Der Bibliothekar, wie alle anderen auch, fiel in eine Art Weihnachtstfieber. Auch mit ihm war nichts mehr anzufangen. Bereits nach etwa vier Wochen kam es zu schwerwiegenden Veränderungen seiner Persönlichkeit. Diese hatten sich durch eigenwillige Handlungen im Verlauf der Virus-Infektion angekündigt. So konnte seine Frau ihn dabei beobachten, wie er eines späten Abends Süßigkeiten und kleine Geschenke in die Schuhe seiner Kinder füllte! Aber der Höhepunkt seiner Erkrankung war zweifellos der Ausbruch anscheinend uneingeschränkter Menschenliebe. Noch dem begriffsstutzigsten Benutzer erklärte er geduldig die Funktionen des OPAC. Der Studentin, die nicht zuhörte, zeigte er gleichmütig mehrmals den Weg zu den Kopierern. Dem säumigen Entleiher wollte er gar die Mahngebühren erlassen. Tief in seinem Innern verspürte er die Neigung, sich mit anderen, mit allen Menschen im Geiste von Weihnachten zu begegnen, sich mit ihnen um illuminierte Tannenbäume zu scharen, fromme Lieder zu singen, einander mit feuchten Augen zu umarmen, zu küssen gar.

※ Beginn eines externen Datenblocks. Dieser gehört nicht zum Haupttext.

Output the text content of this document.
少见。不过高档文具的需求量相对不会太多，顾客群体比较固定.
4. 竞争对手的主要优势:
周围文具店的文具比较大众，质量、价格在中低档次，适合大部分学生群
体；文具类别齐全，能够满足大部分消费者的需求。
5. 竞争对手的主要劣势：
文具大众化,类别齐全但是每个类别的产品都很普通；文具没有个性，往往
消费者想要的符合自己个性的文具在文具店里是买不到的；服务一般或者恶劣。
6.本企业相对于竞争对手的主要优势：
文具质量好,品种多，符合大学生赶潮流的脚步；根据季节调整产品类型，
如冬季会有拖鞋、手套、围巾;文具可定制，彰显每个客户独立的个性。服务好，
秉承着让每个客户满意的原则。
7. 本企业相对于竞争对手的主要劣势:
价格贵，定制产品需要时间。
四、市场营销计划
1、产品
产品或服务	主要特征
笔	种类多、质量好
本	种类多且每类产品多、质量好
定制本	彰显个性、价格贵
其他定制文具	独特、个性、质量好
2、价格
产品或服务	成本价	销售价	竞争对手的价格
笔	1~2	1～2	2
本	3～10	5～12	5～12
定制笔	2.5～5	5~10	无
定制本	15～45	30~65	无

So kam es, daß er bereitwillig die Betriebsweihnachtsfeier organisierte, weiterhin, daß Studentinnen, sobald sie seiner ansichtig wurden, sofort die Bibliothek verließen. Schließlich konzentrierte er sich ganz auf seine Familie.
So rasch und heftig seine Erkrankung sich entwickelt hatte, so schnell verschwand sie auch wieder. Ein wenig Ruhe genügte, um den Bibliothekar wiederherzustellen. Nach den Feiertagen blieb die Bibliothek ein paar Tage geschlossen, so daß er, unbelastet von dienstlichen Angelegenheiten, wieder gesundete. Seine Frau war mit Aufräumen beschäftigt, die Kinder spielten mit ihren Geschenken; und er nahm sich endlich die Zeit, all die liegengebliebenen Videobänder anzusehen, die sich im Laufe des zu Ende gehenden Jahres auf seinem Nachtschrank angesammelt hatten. Gelegentlich noch traten dabei Symptome wie Völlegefühl oder Sodbrennen auf. Aber die sind für das letzte Stadium dieser Krankheit typisch und kein Grund zur Besorgnis, deuten sie doch auf ein Abklingen hin. Völlig genesen kehrte der Bibliothekar in den ersten Januartagen an seinen Arbeitsplatz zurück. Er schaltete den Computer ein. Dieser funktionierte einwandfrei, die Bildschirmoberfläche zeigte keinerlei Absonderheiten mehr. Links oben blinkte ein Signal „Sie haben neue E-Mails“. Er beschloß, sich diese erst später anzusehen.